I'd quite like one of the audience members in Dara O Briain: School of Hard Sums to calculate the probability that an A-star grade in maths would one day win them a ticket for a comedy panel show. They must be fairly long odds, mustn't they, advanced mathematics not being an obvious choice as raw material for laddish banter. The idea of the programme is that O Briain's two stand-up guests tackle a problem by guesswork, instinct and trial and error while he and the studio audience of maths nerds use their acquired knowledge.

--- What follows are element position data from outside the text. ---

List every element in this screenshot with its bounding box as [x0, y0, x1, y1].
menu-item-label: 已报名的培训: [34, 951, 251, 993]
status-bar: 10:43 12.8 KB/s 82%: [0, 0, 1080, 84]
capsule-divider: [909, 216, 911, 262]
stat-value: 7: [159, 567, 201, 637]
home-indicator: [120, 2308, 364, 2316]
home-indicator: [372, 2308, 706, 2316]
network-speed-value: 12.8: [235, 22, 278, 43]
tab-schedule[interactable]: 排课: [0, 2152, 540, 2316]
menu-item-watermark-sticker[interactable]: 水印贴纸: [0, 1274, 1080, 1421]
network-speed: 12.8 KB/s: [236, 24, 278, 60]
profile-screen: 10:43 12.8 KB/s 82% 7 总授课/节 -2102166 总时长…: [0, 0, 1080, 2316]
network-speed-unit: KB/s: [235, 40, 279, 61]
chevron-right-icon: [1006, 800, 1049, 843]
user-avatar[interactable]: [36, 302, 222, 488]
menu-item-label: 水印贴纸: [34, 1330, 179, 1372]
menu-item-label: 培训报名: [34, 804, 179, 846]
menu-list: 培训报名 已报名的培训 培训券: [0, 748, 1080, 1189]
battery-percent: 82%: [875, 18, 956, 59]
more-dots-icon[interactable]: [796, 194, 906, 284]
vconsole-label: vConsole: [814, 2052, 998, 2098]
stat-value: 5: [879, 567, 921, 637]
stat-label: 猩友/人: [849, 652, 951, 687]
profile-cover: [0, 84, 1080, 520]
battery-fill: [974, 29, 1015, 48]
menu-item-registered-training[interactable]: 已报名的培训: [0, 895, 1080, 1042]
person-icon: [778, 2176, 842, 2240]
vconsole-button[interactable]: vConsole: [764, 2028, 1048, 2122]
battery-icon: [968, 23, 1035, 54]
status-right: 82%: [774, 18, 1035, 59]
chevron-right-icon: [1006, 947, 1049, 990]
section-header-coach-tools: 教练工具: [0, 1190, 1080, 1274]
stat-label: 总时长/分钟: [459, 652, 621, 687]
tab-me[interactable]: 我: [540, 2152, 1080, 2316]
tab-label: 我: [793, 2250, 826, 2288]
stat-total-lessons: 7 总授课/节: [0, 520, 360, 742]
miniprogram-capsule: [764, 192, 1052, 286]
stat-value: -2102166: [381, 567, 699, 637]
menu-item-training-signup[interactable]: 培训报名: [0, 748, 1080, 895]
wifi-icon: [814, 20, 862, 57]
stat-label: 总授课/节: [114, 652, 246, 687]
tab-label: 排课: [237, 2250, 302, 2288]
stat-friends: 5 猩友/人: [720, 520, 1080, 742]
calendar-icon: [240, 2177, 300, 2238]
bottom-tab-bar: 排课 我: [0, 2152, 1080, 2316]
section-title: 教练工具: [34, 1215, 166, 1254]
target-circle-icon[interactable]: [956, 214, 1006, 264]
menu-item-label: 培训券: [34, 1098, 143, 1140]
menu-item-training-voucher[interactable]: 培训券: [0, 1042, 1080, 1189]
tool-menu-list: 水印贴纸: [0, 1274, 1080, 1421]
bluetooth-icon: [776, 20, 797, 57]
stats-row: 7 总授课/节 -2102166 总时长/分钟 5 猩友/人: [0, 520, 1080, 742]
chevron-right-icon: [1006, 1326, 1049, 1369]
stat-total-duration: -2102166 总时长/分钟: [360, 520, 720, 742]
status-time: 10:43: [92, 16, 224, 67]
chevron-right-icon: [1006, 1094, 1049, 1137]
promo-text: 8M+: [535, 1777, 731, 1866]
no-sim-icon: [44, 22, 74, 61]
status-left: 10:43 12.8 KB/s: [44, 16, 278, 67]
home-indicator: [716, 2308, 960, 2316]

The problems themselves range from the kind of Saturday puzzlers you find on the crosswords page of a broadsheet paper to more complicated conundrums that illuminate abstruse fields of mathematics, such as convex polygons or topology. And in between time, Marcus du Sautoy drops in arithmetical curiosities, such as how you can use chaos theory to fake a Jackson Pollock or the best logical strategy to use if you find yourself in a three-way Mexican stand-off. The comedy element, not entirely surprisingly, turns out to be a bit strained, but the maths is quite interesting. In fact, you find yourself hankering for a bit more maths and fewer gags. Calculate the odds on that too.